Azula looked away, signaling her submission. He wouldn't accept anything less in front of his men.
"I get angry sometimes I do things I shouldn't do," she blurted out. Shame threatened to swallow her up.
Still nothing. Something inside Azula gave way, her whole body sagging as the invisible supports collapsed in on themselves. She lowered her head and spoke to the floor. "I'm sorry. I'm very tired. I would like to go now."
She blinked away tears. "Please."
The bartender spread his hands expansively. His smile was back. "No need to worry, honey. We're all friends here."
"You're crazy, kid," said the merc, not unkindly. "Go back home to your mother."
His men half-dragged, half-carried her out to the street and threw her in the dirt. She led with her head, her face scraping the stony ground. The blow jarred her collection of bruises, sent pain shooting along her sore ribs. One arm twisted up beneath her; the other came to rest in a steaming pile of shit.
The unforgiving sun beat down, dong its best to grind her to nothing against the harsh and filthy grit. Agni's great eye saw everything and knew her sins.
She got up and walked away, drifting through town like the wind-blown sand. It was often the case with these tiny, no-name border settlements. They perched uneasily between the lush, coastal might of the Fire Nation colonies and the Earth Kingdom's dry, colossal bulk. You never knew, from day-to-day, what might blow through, borne on strange and shifting currents.
She came to the crossroads, the sign told her futures. One way led back to the colonies, back to the sea, and eventually all the way back to the very beginning, the islands of the Fire Nation and the imperial capital. The other led onward, deep into the heart of the Earth Kingdom and a new life.
If she went back to the colonies, there were people there she could contact. She would turn up at a certain house in the dead of night and she would knock on the door. Messages would be sent, plots laid, and the entire machinery of royal intrigue set in motion. Within three months she would have her throne back.
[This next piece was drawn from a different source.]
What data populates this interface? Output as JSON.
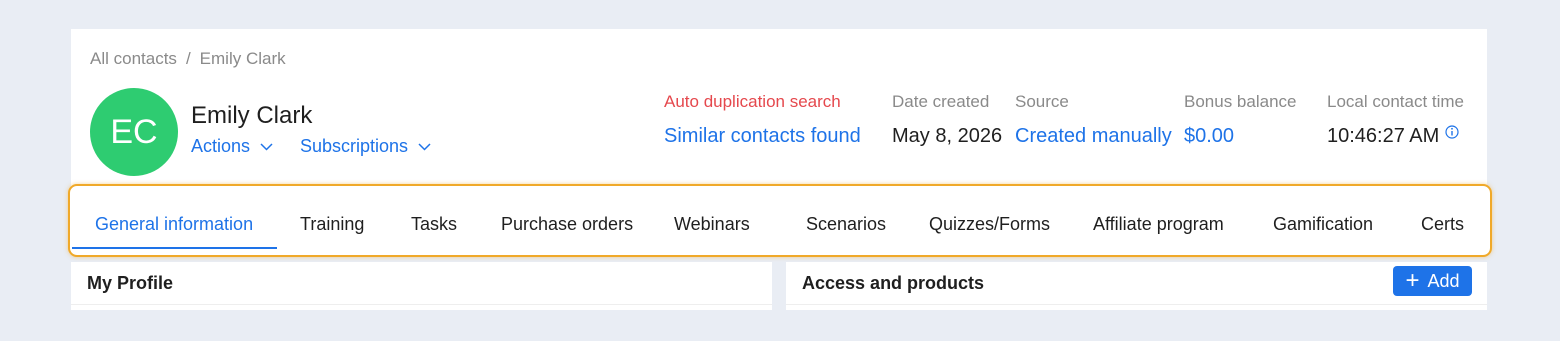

A throne with no fire, a crown with no allies, a queen with no family, no friends. No power. They would eat her alive. Men with power – men like Huang and Shen and Hiro – they would control her as easily as the mercenary just had. More easily, and with less compassion.
But her people were suffering. Dissension was tearing through the ranks, threatening to split the nation apart from within. Without, shadowy forces were gathering at the edges – whole armies of vultures waiting to pick at the remains.
It was her duty and her burden – her privilege! – to go back, to crush any and all opposition. To sit the lonely throne, to find a solution to every problem, to fight and fight and fight for the rest of her life…or until there was nothing left to fight with.
She could.
She would.
She would…
Her thoughts broke and splintered, like glass shattering.
She turned her back to the sun and her feet to the east, toward the vast, hostile continent, toward that ancient last resort, the final destination of a million desperate souls: Ba Sing Se.
Ba Sing Se, where the small and nameless went to hide.